Most certainly this was the first fly fishing tactic. At its genesis, fly fishing was a hunter/gatherer tactic, not a sport, although I suspect that its first practitioners found it to be just as much fun as those of us that have ever caught a fish on a fly that he/she tied. It was not practiced with a rod and reel and line and leader; it was very much a "pole and (horse-hair) string" business. There was no shooting line, no double haul, not even any real "casting" per se. It was just a "flop it out there" process, with perhaps the occasional dapping. The currents would have dragged the fly almost instantly, but that could have been an effective method when the fish were taking adult caddis and midges, which the first recorded fly design seems to have suggested.
From the vantage point of long flies -- minnows and leeches, frogs and mice, poppers and gurglers, tubes and hair bugs and so on -- it is with these imitations that the down-and-across swing really shines, because while drag is a nuisance with dead-drifted dries, emergers and other flies of the film, drag can definitely be the long-fly fisher's friend.
As the name clearly indicates, the fly is presented to the fish on a down-and-across cast; typically a 30- to 45-degree angle downstream.

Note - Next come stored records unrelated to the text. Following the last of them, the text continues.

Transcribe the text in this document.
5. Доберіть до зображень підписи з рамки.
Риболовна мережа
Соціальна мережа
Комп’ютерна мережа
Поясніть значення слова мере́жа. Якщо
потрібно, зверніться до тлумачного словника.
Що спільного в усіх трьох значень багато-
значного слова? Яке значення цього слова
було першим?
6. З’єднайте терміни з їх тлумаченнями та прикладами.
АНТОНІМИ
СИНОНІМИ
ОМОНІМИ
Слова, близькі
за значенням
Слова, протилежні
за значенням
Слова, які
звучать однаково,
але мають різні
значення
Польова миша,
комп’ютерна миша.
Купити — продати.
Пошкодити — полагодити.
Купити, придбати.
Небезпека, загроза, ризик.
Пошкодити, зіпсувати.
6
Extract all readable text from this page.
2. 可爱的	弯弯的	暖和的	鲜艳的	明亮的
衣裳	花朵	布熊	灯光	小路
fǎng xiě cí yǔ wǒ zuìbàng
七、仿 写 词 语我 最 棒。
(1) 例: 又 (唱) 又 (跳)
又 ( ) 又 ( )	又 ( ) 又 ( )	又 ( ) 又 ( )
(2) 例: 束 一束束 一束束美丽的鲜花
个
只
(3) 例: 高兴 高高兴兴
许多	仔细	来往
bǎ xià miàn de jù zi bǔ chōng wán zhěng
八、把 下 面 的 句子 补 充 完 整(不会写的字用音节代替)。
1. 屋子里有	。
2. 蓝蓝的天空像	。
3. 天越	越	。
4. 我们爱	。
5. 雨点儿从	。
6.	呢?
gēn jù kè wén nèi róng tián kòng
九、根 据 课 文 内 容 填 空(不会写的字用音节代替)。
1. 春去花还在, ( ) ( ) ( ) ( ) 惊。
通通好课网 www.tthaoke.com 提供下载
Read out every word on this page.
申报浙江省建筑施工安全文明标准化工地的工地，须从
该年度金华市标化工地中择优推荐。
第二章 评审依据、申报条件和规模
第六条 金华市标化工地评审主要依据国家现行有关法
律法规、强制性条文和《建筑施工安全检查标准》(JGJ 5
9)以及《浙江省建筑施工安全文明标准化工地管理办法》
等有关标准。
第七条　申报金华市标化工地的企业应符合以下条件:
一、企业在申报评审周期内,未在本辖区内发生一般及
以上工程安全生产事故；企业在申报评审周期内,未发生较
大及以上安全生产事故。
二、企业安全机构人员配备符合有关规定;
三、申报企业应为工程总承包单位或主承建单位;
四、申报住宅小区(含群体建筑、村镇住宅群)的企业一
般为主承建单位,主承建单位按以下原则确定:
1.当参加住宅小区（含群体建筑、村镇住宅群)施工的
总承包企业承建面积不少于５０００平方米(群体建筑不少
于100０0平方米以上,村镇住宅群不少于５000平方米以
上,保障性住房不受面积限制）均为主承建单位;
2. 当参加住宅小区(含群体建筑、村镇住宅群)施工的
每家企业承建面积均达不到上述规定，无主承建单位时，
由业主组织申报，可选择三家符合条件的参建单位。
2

The currents are then allowed to swing the fly back across stream until it is hanging straight downstream from the caster. It's a very easy tactic that can yield surprisingly good results. I especially like this tactic in smaller streams that I can easily cast across. I put the fly as tight to the far bank as possible -- right onto the shore if that's feasible -- and allow it to drag across. If there are fish in the near-shore waters along the far bank, they'll hit the fly as it drops into the water and heads off across stream. If there are fish along the angler's bank, they come running as the imitation shoots out of the mid-stream currents and into the quiet shallows.